Marine surveys
Video transcript
DR GLENN JOHNSTONE, APPLIED BENTHIC BIOLOGIST, AAD:
We’re standing on sea ice, about a metre, 1.7 metres thick and underneath is probably 20 metres of water before we hit the sea floor.
DR JONNY STARK, MARINE ECOLOGIST, AAD
We are here doing some environmental surveys for the Davis aerodrome project, so we’re doing marine environmental surveys all around the Vestfold Hills which is a largely unexplored area.
These marine scientists are using a small submarine to explore an unknown underwater world
DR JONNY STARK:
We’ve got onboard cameras, we’ve got laser scalers to measure the size of things on the seabed.
What they find builds a picture of the biodiversity around the site of the proposed runway
DR JONNY STARK:
All right so we’ve got polychaete reef here mate.
DR GLENN JOHNSTONE:
All of those different kinds of organisms you’d normally see on a reef in Tasmania or southern Australia, they’re here, they’re in different communities, different sizes, colours, shapes and there’s a obviously a lot of them here and not found elsewhere, they’re endemic to Antarctica – all of the organisms here are endemic to Antarctica.
They find stony reefs several kilometres long, made by polychaete worms
DR JONNY STARK:
They stretch from the surface down to 30 metres, much like coral does really. They’re amazing, they’re real biodiversity hotspots, they’re just crawling with life.

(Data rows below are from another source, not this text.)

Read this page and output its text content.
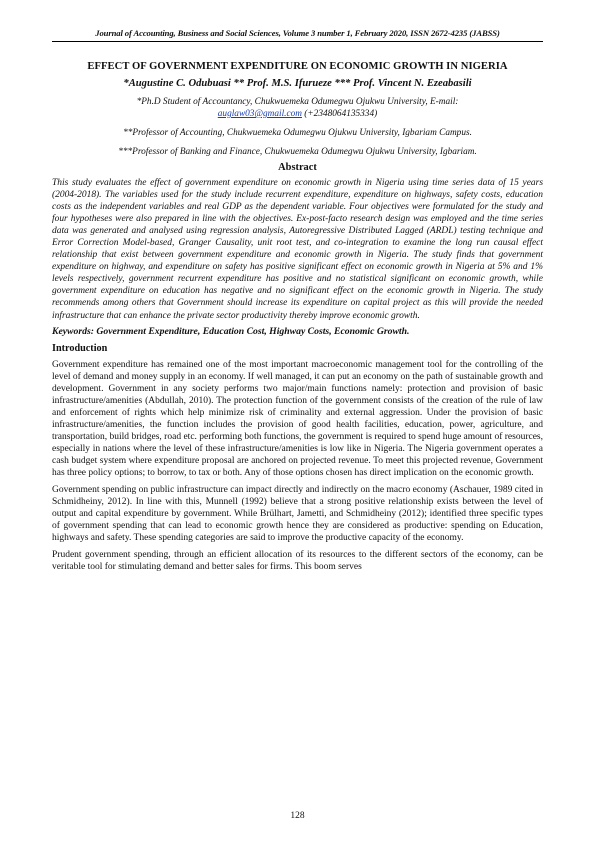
Journal of Accounting, Business and Social Sciences, Volume 3 number 1, February 2020, ISSN 2672-4235 (JABSS)
EFFECT OF GOVERNMENT EXPENDITURE ON ECONOMIC GROWTH IN NIGERIA
*Augustine C. Odubuasi ** Prof. M.S. Ifurueze *** Prof. Vincent N. Ezeabasili
*Ph.D Student of Accountancy, Chukwuemeka Odumegwu Ojukwu University, E-mail:
auglaw03@gmail.com (+2348064135334)
**Professor of Accounting, Chukwuemeka Odumegwu Ojukwu University, Igbariam Campus.
***Professor of Banking and Finance, Chukwuemeka Odumegwu Ojukwu University, Igbariam.
Abstract
This study evaluates the effect of government expenditure on economic growth in Nigeria using time series data of 15 years (2004-2018). The variables used for the study include recurrent expenditure, expenditure on highways, safety costs, education costs as the independent variables and real GDP as the dependent variable. Four objectives were formulated for the study and four hypotheses were also prepared in line with the objectives. Ex-post-facto research design was employed and the time series data was generated and analysed using regression analysis, Autoregressive Distributed Lagged (ARDL) testing technique and Error Correction Model-based, Granger Causality, unit root test, and co-integration to examine the long run causal effect relationship that exist between government expenditure and economic growth in Nigeria. The study finds that government expenditure on highway, and expenditure on safety has positive significant effect on economic growth in Nigeria at 5% and 1% levels respectively, government recurrent expenditure has positive and no statistical significant on economic growth, while government expenditure on education has negative and no significant effect on the economic growth in Nigeria. The study recommends among others that Government should increase its expenditure on capital project as this will provide the needed infrastructure that can enhance the private sector productivity thereby improve economic growth.
Keywords: Government Expenditure, Education Cost, Highway Costs, Economic Growth.
Introduction
Government expenditure has remained one of the most important macroeconomic management tool for the controlling of the level of demand and money supply in an economy. If well managed, it can put an economy on the path of sustainable growth and development. Government in any society performs two major/main functions namely: protection and provision of basic infrastructure/amenities (Abdullah, 2010). The protection function of the government consists of the creation of the rule of law and enforcement of rights which help minimize risk of criminality and external aggression. Under the provision of basic infrastructure/amenities, the function includes the provision of good health facilities, education, power, agriculture, and transportation, build bridges, road etc. performing both functions, the government is required to spend huge amount of resources, especially in nations where the level of these infrastructure/amenities is low like in Nigeria. The Nigeria government operates a cash budget system where expenditure proposal are anchored on projected revenue. To meet this projected revenue, Government has three policy options; to borrow, to tax or both. Any of those options chosen has direct implication on the economic growth.
Government spending on public infrastructure can impact directly and indirectly on the macro economy (Aschauer, 1989 cited in Schmidheiny, 2012). In line with this, Munnell (1992) believe that a strong positive relationship exists between the level of output and capital expenditure by government. While Brülhart, Jametti, and Schmidheiny (2012); identified three specific types of government spending that can lead to economic growth hence they are considered as productive: spending on Education, highways and safety. These spending categories are said to improve the productive capacity of the economy.
Prudent government spending, through an efficient allocation of its resources to the different sectors of the economy, can be veritable tool for stimulating demand and better sales for firms. This boom serves
128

I reckon there must be billions of sea urchins in Ellis Fjord. Everywhere you look there’s a sea urchin, crawling over the polychaetes, all over the rocky habitats, everywhere.
DR GLENN JOHNSTONE:
That’s one of the biggest excitements, is that we’re popping this thing down, through sea ice and we don’t know what we’re going to find and we do know that nobody’s ever been to this site before, so we know that when we do see it, we’re the first people to see it.
DR JONNY STARK:
You’re like explorers, you know, the first people to look in these places properly and document what’s here. The fjords particularly around Davis, they’re really extensive and we know barely anything about them.